City accused of paying unfair wages |

City accused of paying unfair wages

Susan Wood

Two California labor agencies are investigating whether alleged unfair labor practices occurred during the revamp of the Village Center near Stateline.

The California Labor Agency, which oversees the Department of Industrial Relations, is investigating if public funds from the city were used at the project site to establish if contractors should have been paid prevailing wages.

The investigation was sparked by complaints by union contractors, who filed their own claim with the Department of Labor Standards and Enforcement.

A preliminary DIR labor commissioner’s report obtained by the Tahoe Daily Tribune indicates an audit found 139 subcontractors were each paid between $7 to $10 an hour for work in 2002 at the site. With prevailing wage standing at $35 an hour, the difference could add up to $1,400 per subcontractor in back wages per seven-day work week, according to the report, written by a lead deputy labor commissioner.

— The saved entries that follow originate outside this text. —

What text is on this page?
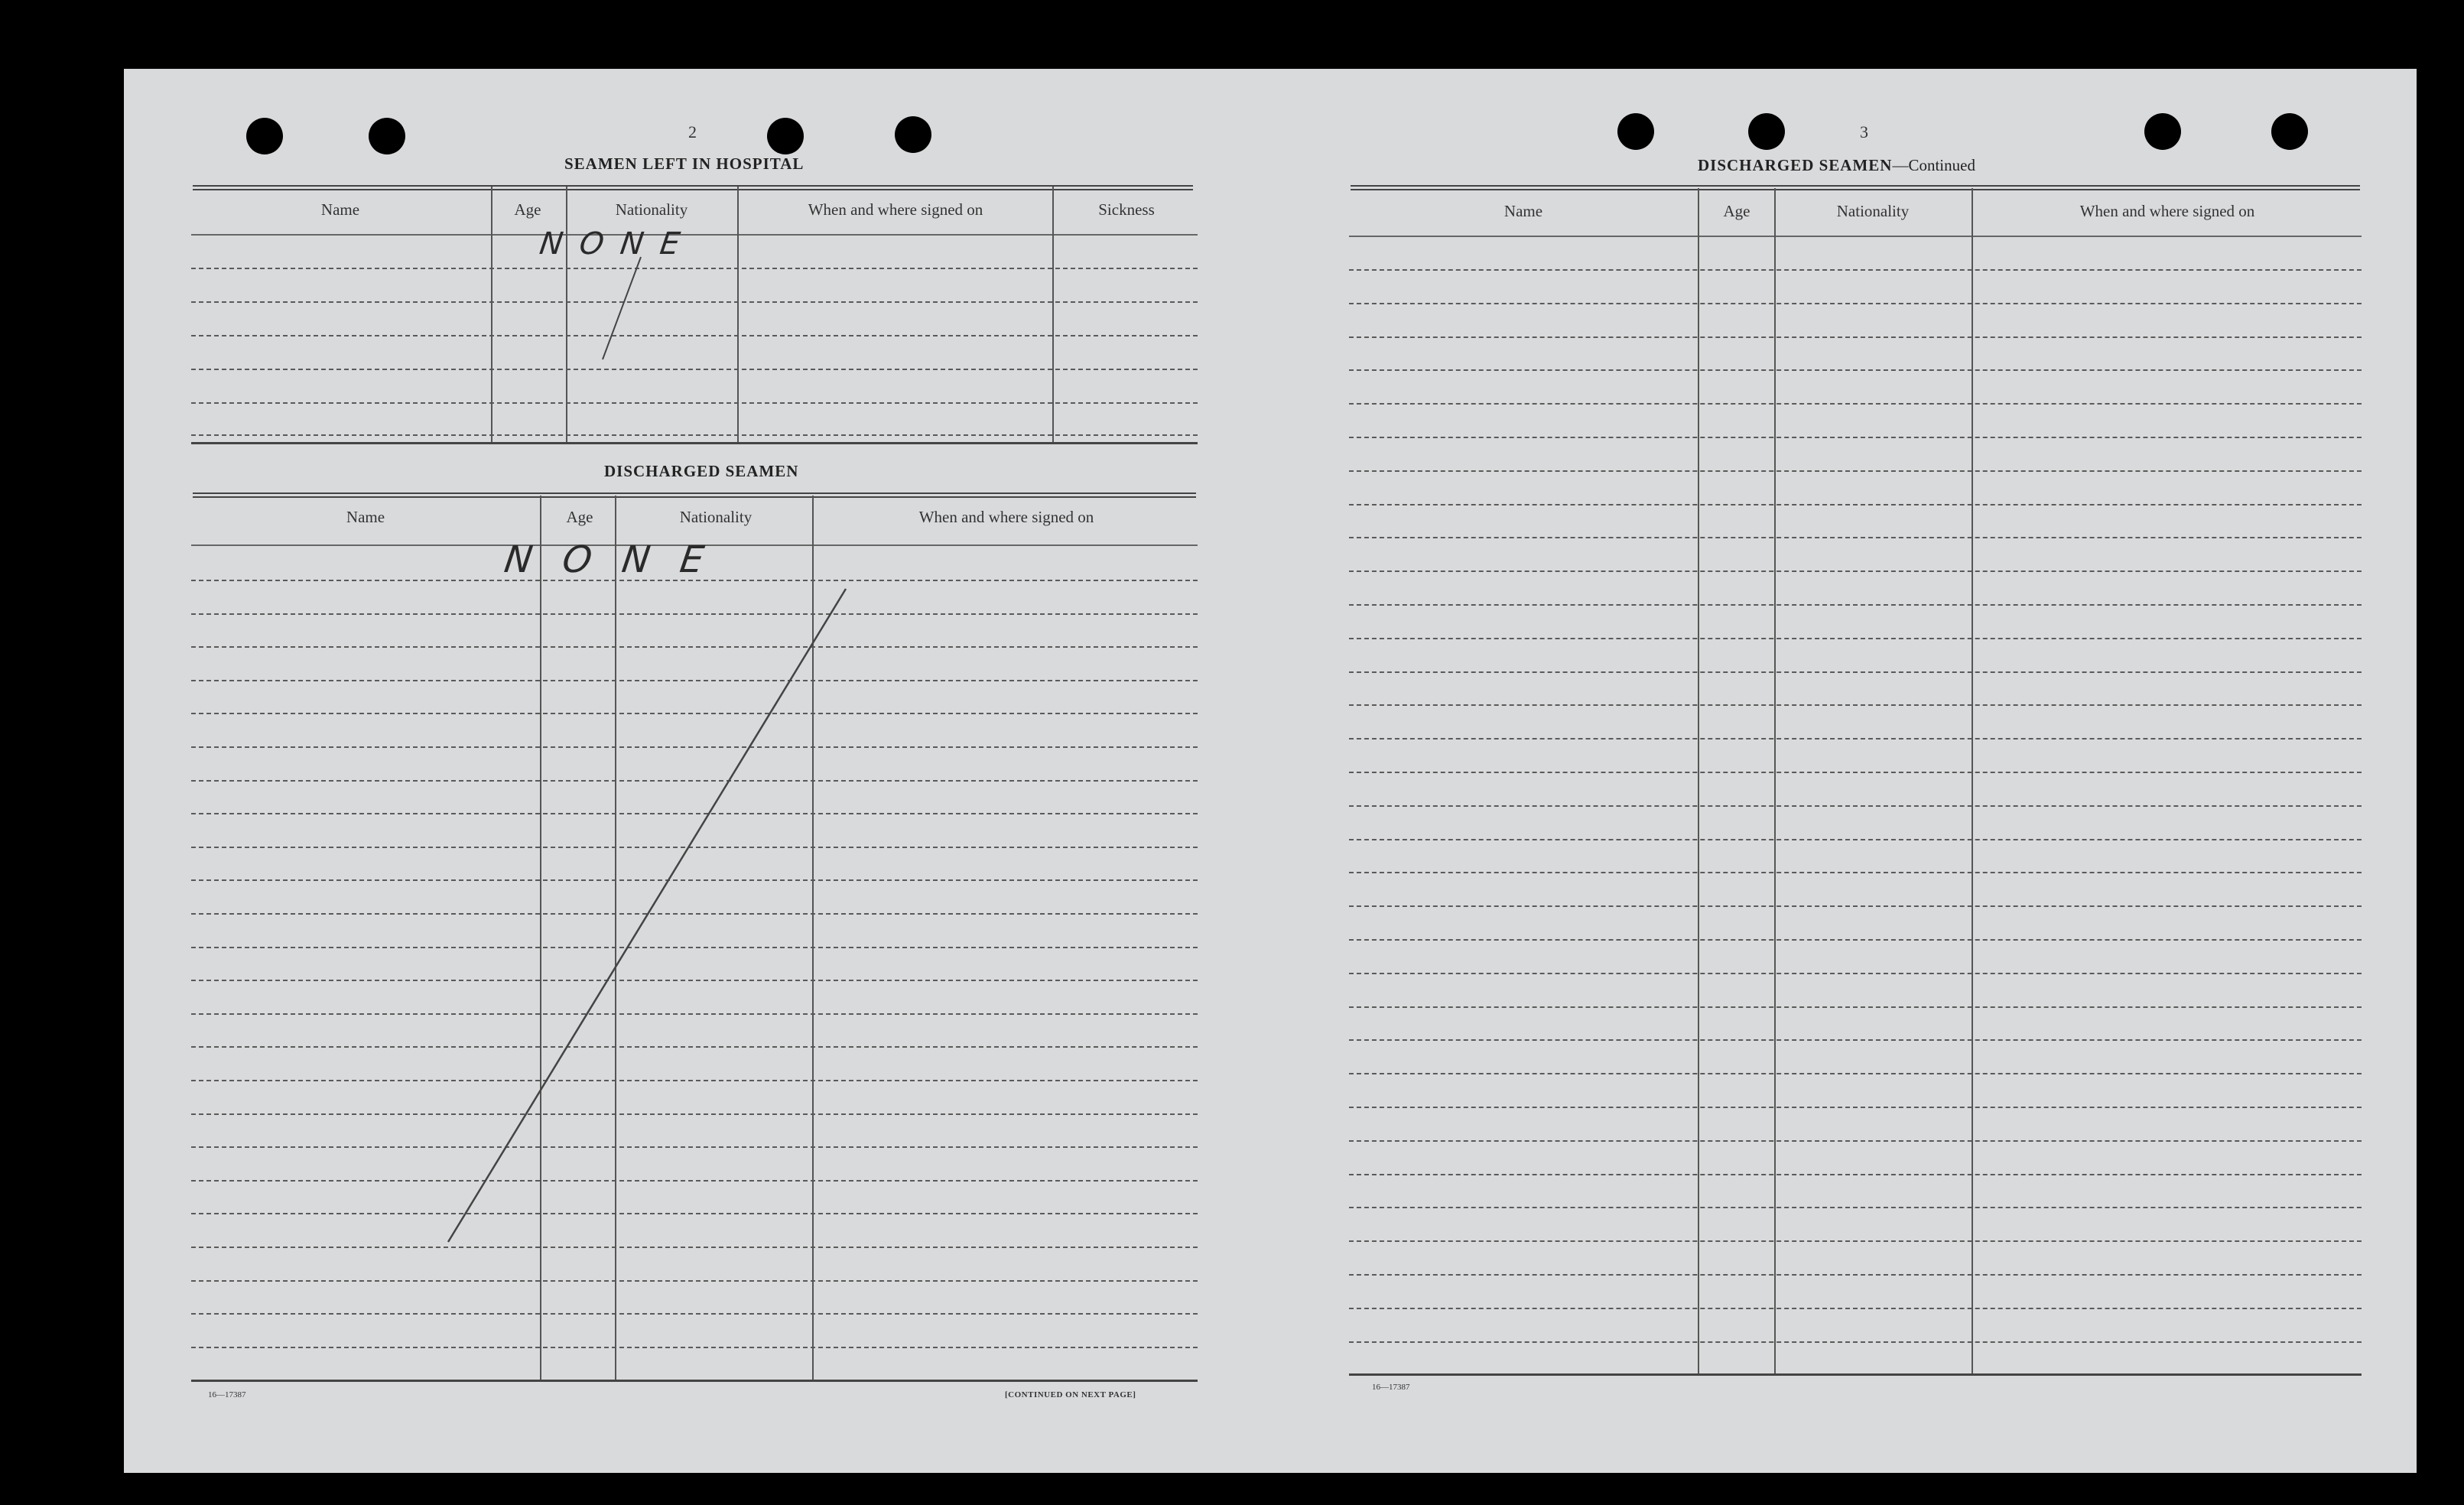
2
SEAMEN LEFT IN HOSPITAL
Name	Age	Nationality	When and where signed on	Sickness
NONE
DISCHARGED SEAMEN
Name	Age	Nationality	When and where signed on
NONE
16—17387	[CONTINUED ON NEXT PAGE]
3
DISCHARGED SEAMEN—Continued
Name	Age	Nationality	When and where signed on
16—17387
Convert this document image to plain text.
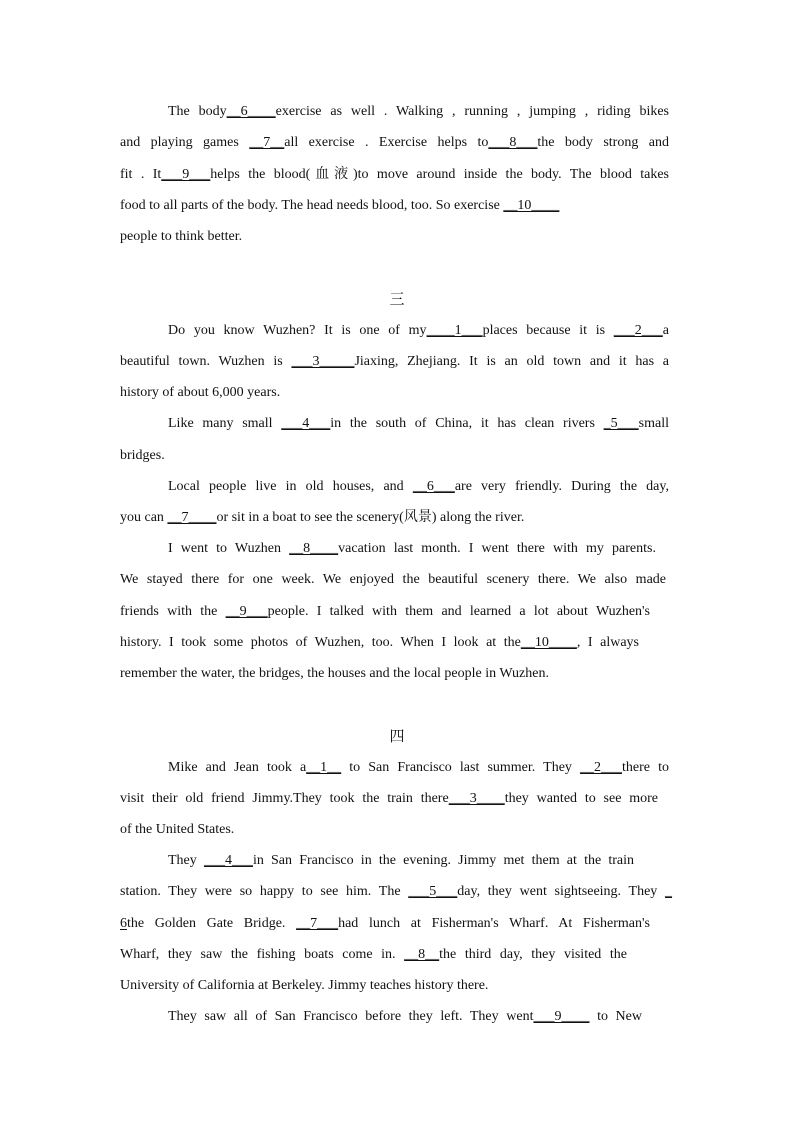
The body__6____exercise as well . Walking , running , jumping , riding bikes
and playing games __7__all exercise . Exercise helps to___8___the body strong and
fit . It___9___helps the blood(血液)to move around inside the body. The blood takes
food to all parts of the body. The head needs blood, too. So exercise __10____
people to think better.
三
Do you know Wuzhen? It is one of my____1___places because it is ___2___a
beautiful town. Wuzhen is ___3_____Jiaxing, Zhejiang. It is an old town and it has a
history of about 6,000 years.
Like many small ___4___in the south of China, it has clean rivers _5___small
bridges.
Local people live in old houses, and __6___are very friendly. During the day,
you can __7____or sit in a boat to see the scenery(风景) along the river.
I went to Wuzhen __8____vacation last month. I went there with my parents.
We stayed there for one week. We enjoyed the beautiful scenery there. We also made
friends with the __9___people. I talked with them and learned a lot about Wuzhen's
history. I took some photos of Wuzhen, too. When I look at the__10____, I always
remember the water, the bridges, the houses and the local people in Wuzhen.
四
Mike and Jean took a__1__ to San Francisco last summer. They __2___there to
visit their old friend Jimmy.They took the train there___3____they wanted to see more
of the United States.
They ___4___in San Francisco in the evening. Jimmy met them at the train
station. They were so happy to see him. The ___5___day, they went sightseeing. They _
6the Golden Gate Bridge. __7___had lunch at Fisherman's Wharf. At Fisherman's
Wharf, they saw the fishing boats come in. __8__the third day, they visited the
University of California at Berkeley. Jimmy teaches history there.
They saw all of San Francisco before they left. They went___9____ to New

The audit report was issued and filed with the director’s office of the DIR.

“There were no public funds used under the labor code that would substantiate this kind of determination,” South Tahoe Redevelopment Agency legal counsel Lee Rosenthal said.

The project – situated at the intersection of Park Avenue and Highway 50 – is located across from a $250 million redevelopment site where two Marriott hotels anchor a retail complex. South Lake Tahoe government funds were used in a public-private partnership there.

The city, Redevelopment Agency, its Bay Area counsel and shopping center operators Hackett Management of Los Angeles also deny public funds were drawn to make improvements on the $25 million project.

The city had once allocated about $1 million to put in landscaping at the project site, but it backed out. The city’s only two known connections to the area are sparse. About $200,000 was spent nearby on retention ponds to catch the water runoff, and an agreement between Hackett Management and the city Parking Authority was made that binds the city to pay for enforcing parking patrol – a hotbed issue.

Rick Rice, California Labor Agency assistant secretary, said the state handles every investigation on a case-by-case basis. This one was generated by the Labor Commission. The state will determine whether the project is a public works job and therefore would make the South Tahoe Redevelopment Agency liable. Investigators have been sifting through boxes of documents to get to the bottom of the case, which has occupied the state for two years, Rice said.

“We have to look at every aspect of the case,” Rice said, further admitting a determination is not expected any time soon.

In many cases, the state cross-references the documents with the labor code. The investigation launched in April 2003 will evaluate eminent domain cases in the area in question as well as the use of volunteers on the job.

The shopping center revamp was managed by Moorefield Construction of Los Angeles.

Suspicions were raised of alleged unfair labor practices when a claim was filed with the California Department of Labor Standards and Enforcement on behalf of workers in Carpenter’s Union 1789.

Local union members have been protesting in front of Raley’s at the Village Center by handing out fliers complaining of unfair labor standards. They claim the “Tahoe Crescent Partners” paid $46.08 take-home pay for eight hours labor,” the flyer said.

Management at Alpine Metals, a vendor at the site, reported its pay far surpassed $46 a day.

“My lowest paid person makes at least twice as much as what they’re saying,” said Jim Warnick of Sierra Drywall, another South Lake Tahoe contractor on the job over the last seven months.

Local union members declined to go on the record regarding the matter.

But union regional representing counsel, Paul Cohen, said the contractors are due overtime – without elaborating over the basis of this argument.

“We believe our workers are entitled to back pay,” he said.

The union also takes issue with Moorefield using out-of-town subcontractors.

“I think it’s detrimental to the local economy when contractors bring in out-of-the-economy workers,” he said from his Oakland office.

But Larry Moorefield, who runs the Los Angeles-based company, claimed several attempts were made to hire local workers, but they weren’t available.

“I don’t know where they get the $46,” Moorefield said, adding he couldn’t say what exactly what the paid wages amounted to. “It’s sad about the whole situation.”